January 22, 2008
Researchers Support NYC Bathhouse Regulation
Medical researchers are voicing support for keeping New York City’s bathhouses open so they may be used as centers of study for tracking sexually transmitted disease progression in the city. Dr. Demetre C. Daskalakis, a professor at New York University’s School of Medicine, says bathhouses and commercial sex venues are valuable research tools and, if regulated by the city, may also be able to serve as testing and prevention centers.
The support for keeping the bathhouses open comes on the heels of an announcement made by Dr. Thomas Farley, advisor to the city’s health commissioner. Dr. Farley stated that New York City is experiencing a rise in HIV infection and syphilis among men who have sex with men (MSM), Gay City News reports (gaycitynews.com, 1/17). News of the recent rise in STDs sparked debate about the role bathhouses might play in the spread of HIV and syphilis.
Medical researchers advocate studying, rather than closing, the bathhouses, in order to better understand, track and treat potential infections. “The level of contact that we’ve created here has allowed us to access a population of men that we never would have surfaced,” Daskalakis told Gay City News. “It would be a horrific mistake for New York City to close bathhouses because we will drive these people underground and we will not see them again until they show up with AIDS.”
According to the article, Daskalakis has been conducting HIV research in two Manhattan bathhouses—the East Side Club and the West Side Club—since 2006. So far, he has tested about 1,000 MSMs for HIV and other STDs and has referred those in need of health care to Bellevue Hospital, which is funding his studies.

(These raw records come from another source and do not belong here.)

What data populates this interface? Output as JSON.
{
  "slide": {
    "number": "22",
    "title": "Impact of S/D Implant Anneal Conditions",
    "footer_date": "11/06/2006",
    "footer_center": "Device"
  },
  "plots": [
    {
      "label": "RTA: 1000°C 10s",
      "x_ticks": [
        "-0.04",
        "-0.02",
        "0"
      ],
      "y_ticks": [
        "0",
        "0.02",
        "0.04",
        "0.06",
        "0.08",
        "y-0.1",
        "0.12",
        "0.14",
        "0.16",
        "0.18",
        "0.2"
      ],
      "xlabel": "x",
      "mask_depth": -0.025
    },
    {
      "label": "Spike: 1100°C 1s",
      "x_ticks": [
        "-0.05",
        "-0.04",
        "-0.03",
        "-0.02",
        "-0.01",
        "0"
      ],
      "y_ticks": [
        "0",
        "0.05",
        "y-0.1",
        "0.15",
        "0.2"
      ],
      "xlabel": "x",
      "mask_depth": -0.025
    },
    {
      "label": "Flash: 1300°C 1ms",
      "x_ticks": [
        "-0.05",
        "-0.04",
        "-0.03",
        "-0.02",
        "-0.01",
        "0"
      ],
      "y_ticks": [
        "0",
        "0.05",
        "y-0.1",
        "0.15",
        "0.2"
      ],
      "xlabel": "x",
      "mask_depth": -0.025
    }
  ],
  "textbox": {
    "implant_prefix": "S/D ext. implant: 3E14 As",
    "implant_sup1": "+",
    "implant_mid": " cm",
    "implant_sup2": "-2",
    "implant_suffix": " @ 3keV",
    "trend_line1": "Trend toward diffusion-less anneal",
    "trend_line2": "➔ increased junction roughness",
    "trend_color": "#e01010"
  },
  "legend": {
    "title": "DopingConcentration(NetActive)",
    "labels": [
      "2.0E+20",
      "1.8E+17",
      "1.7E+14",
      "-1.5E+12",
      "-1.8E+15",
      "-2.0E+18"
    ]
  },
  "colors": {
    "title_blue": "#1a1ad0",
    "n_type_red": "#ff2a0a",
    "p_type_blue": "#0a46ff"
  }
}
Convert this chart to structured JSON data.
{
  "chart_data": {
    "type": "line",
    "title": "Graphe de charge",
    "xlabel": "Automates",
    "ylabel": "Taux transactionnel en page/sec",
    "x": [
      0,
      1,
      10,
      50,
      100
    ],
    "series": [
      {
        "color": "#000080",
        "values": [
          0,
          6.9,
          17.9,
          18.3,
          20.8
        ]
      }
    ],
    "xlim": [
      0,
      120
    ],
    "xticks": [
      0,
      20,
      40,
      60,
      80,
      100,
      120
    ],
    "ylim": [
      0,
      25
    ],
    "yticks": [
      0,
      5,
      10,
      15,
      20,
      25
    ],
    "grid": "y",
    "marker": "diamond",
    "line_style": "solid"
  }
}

Another expert, Dr. Robert S. Janssen, director of HIV/AIDS prevention at the Centers for Disease Control and Prevention (CDC), said in a statement: “The current role of high-risk venues, such as bathhouses in the HIV epidemic is not completely clear. However, these venues do provide important opportunities to reach at-risk individuals who might not otherwise be reached by HIV prevention programs.”